Ask "how does auth work" or "resources for onboarding flows" and get docs, symbols, tests, and file citations without opening the whole repository.
Run impact analysis before editing a shared module. The agent can inspect reverse dependencies and likely tests before it touches code.
Store lessons such as "payments tests require the fixture clock" with evidence refs, then recall that lesson in future Codex, Claude Code, or Cursor sessions.
Trace how a route reaches a service, how a config key is used, or where a module is imported through typed graph edges instead of plain text search alone.
Run cxf search locally to inspect the same cited evidence pack the agent will receive through
MCP.
Use local retrieval for private repositories, internal docs, and proprietary code. V1 does not upload source or call external embedding APIs.
Contextful is meant to sit beside your editor, coding agent, and normal search tools. It gives the agent a prepared retrieval layer so the agent can spend less time hunting and more time reasoning.
| Approach | Good at | Contextful adds |
|---|---|---|
| grep, ripgrep, file reads | Exact search, quick inspection, and human debugging. | Intent classification, ranked packs, citations, graph edges, memory, and token budgets. |
| IDE symbol search | Finding definitions and references inside a developer workflow. | An MCP-native interface that agents can call directly from Codex, Claude Code, Cursor, and other clients. |
| Generic vector RAG | Semantic matching over prose-heavy documents. | Code-aware lexical search, FTS5/BM25, symbols, typed graph traversal, and evidence-required memory. |
| Long context windows | Holding more material after it has already been selected. | A retrieval step that decides what belongs in the window before tokens are spent. |
Contextful runs as a standard MCP stdio server, so the same local context engine can support multiple agentic coding workflows.
The npm package ships the cxf CLI and the MCP server.

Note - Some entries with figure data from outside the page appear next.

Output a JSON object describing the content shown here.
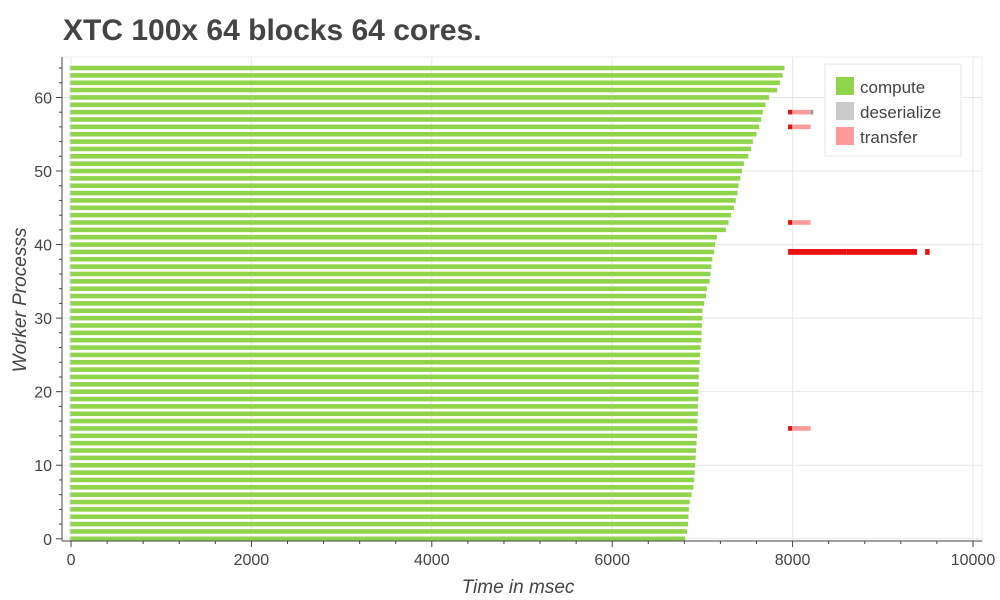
{
  "chart_data": {
    "type": "bar",
    "orientation": "horizontal-gantt",
    "title": "XTC 100x 64 blocks 64 cores.",
    "xlabel": "Time in msec",
    "ylabel": "Worker Processs",
    "xlim": [
      -100,
      10100
    ],
    "ylim": [
      -0.3,
      65.5
    ],
    "x_ticks": [
      0,
      2000,
      4000,
      6000,
      8000,
      10000
    ],
    "y_ticks": [
      0,
      10,
      20,
      30,
      40,
      50,
      60
    ],
    "grid": true,
    "legend_position": "top-right",
    "series": [
      {
        "name": "compute",
        "color": "#8fd44b"
      },
      {
        "name": "deserialize",
        "color": "#c9c9c9"
      },
      {
        "name": "transfer",
        "color": "#ff9a9a"
      }
    ],
    "compute_end_by_worker": [
      6810,
      6830,
      6840,
      6845,
      6850,
      6860,
      6880,
      6900,
      6910,
      6915,
      6920,
      6925,
      6930,
      6935,
      6940,
      6945,
      6945,
      6950,
      6950,
      6955,
      6955,
      6960,
      6960,
      6965,
      6970,
      6975,
      6980,
      6990,
      6990,
      6995,
      7000,
      7000,
      7020,
      7040,
      7050,
      7080,
      7090,
      7100,
      7110,
      7130,
      7140,
      7160,
      7260,
      7290,
      7320,
      7350,
      7370,
      7390,
      7400,
      7420,
      7440,
      7460,
      7510,
      7540,
      7560,
      7600,
      7630,
      7650,
      7670,
      7700,
      7740,
      7830,
      7860,
      7890,
      7910
    ],
    "tail_segments": [
      {
        "worker": 15,
        "start": 7950,
        "end": 8200,
        "type": "transfer"
      },
      {
        "worker": 43,
        "start": 7950,
        "end": 8200,
        "type": "transfer"
      },
      {
        "worker": 56,
        "start": 7950,
        "end": 8200,
        "type": "transfer"
      },
      {
        "worker": 58,
        "start": 7950,
        "end": 8200,
        "type": "transfer"
      },
      {
        "worker": 58,
        "start": 8200,
        "end": 8230,
        "type": "deserialize"
      },
      {
        "worker": 39,
        "start": 7950,
        "end": 8600,
        "type": "transfer-dense"
      },
      {
        "worker": 39,
        "start": 8600,
        "end": 9380,
        "type": "transfer-dense"
      },
      {
        "worker": 39,
        "start": 9470,
        "end": 9520,
        "type": "transfer-dense"
      }
    ]
  }
}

Start with init, which indexes
the workspace and writes .contextful/AGENT_INSTRUCTIONS.md for your coding agent.
npx @inferensys/contextful init --workspace . npx @inferensys/contextful search "where is auth handled" --workspace . --budget 2000 npx @inferensys/contextful memory add --workspace . --claim "..." --evidence file:src/example.ts:1-20
codex mcp add contextful -- \ npx -y @inferensys/contextful server # Generic MCP stdio command: npx -y @inferensys/contextful server
Primary package: @inferensys/contextful. Primary CLI: cxf. MCP name:
io.github.Inferensys/contextful.
Contextful is a local-first MCP context engine for coding agents. It builds a searchable project index and returns compact evidence packs with citations, graph paths, symbols, and memory hits.

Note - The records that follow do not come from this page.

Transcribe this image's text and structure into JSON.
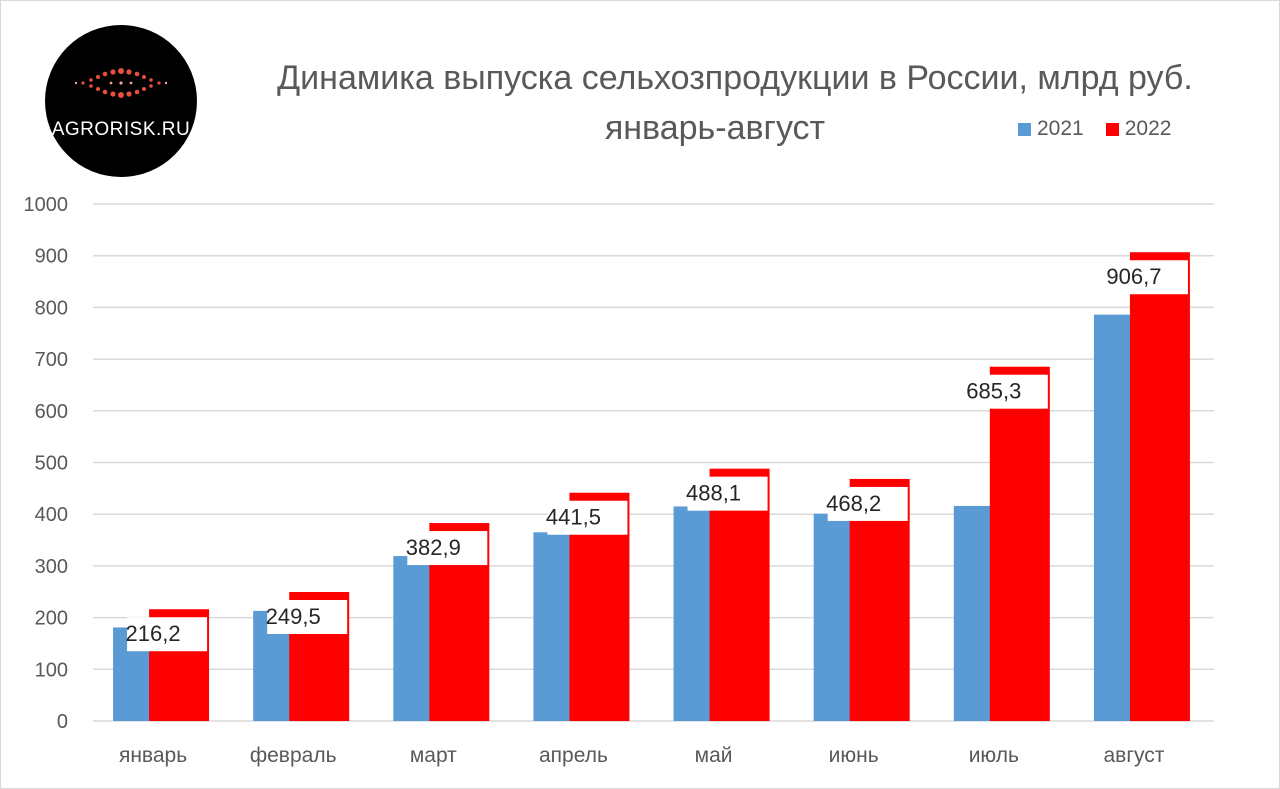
{
  "logo": {
    "text": "AGRORISK.RU"
  },
  "chart_data": {
    "type": "bar",
    "title": "Динамика выпуска сельхозпродукции в России, млрд руб.",
    "subtitle": "январь-август",
    "categories": [
      "январь",
      "февраль",
      "март",
      "апрель",
      "май",
      "июнь",
      "июль",
      "август"
    ],
    "series": [
      {
        "name": "2021",
        "color": "#5b9bd5",
        "values": [
          181,
          213,
          319,
          365,
          415,
          401,
          416,
          786
        ]
      },
      {
        "name": "2022",
        "color": "#ff0000",
        "values": [
          216.2,
          249.5,
          382.9,
          441.5,
          488.1,
          468.2,
          685.3,
          906.7
        ]
      }
    ],
    "data_labels": [
      "216,2",
      "249,5",
      "382,9",
      "441,5",
      "488,1",
      "468,2",
      "685,3",
      "906,7"
    ],
    "ylim": [
      0,
      1000
    ],
    "yticks": [
      "0",
      "100",
      "200",
      "300",
      "400",
      "500",
      "600",
      "700",
      "800",
      "900",
      "1000"
    ],
    "grid": true,
    "legend_position": "top-right"
  }
}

No. Contextful works through MCP stdio, so it can be used by Codex, Claude Code, Cursor, Windsurf, GitHub Copilot in VS Code, Cline, Roo Code, Continue, Zed, and other compatible clients.
V1 does not call hosted embedding APIs or upload source code. The current retrieval layer uses local lexical search, BM25, symbols, graph edges, and deterministic reranking. Local vectors are a natural extension point, not a requirement.

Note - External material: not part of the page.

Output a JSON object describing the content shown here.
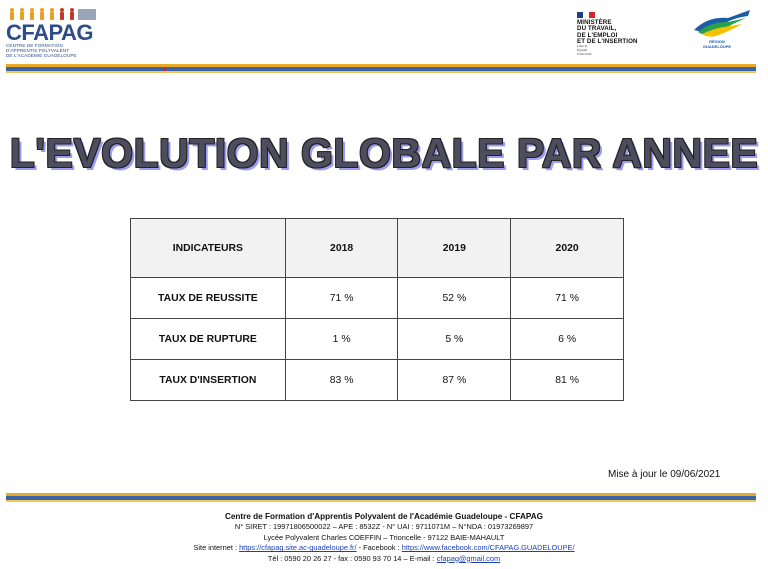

Agent memory is useful only when it can be checked. Contextful rejects memory writes without valid refs from files, symbols, commits, or prior evidence packs, and stale evidence can mark a lesson stale later.
Agents should call context_pack before broad file exploration. Humans can run
cxf search to preview the same kind of ready-to-use bundle: summary, citations, files,
symbols, graph paths, memory hits, confidence, and token estimate.
Yes. Contextful stores local state in the project under .contextful/, with SQLite tables for
files, chunks, symbols, graph nodes, graph edges, evidence packs, queries, and memories.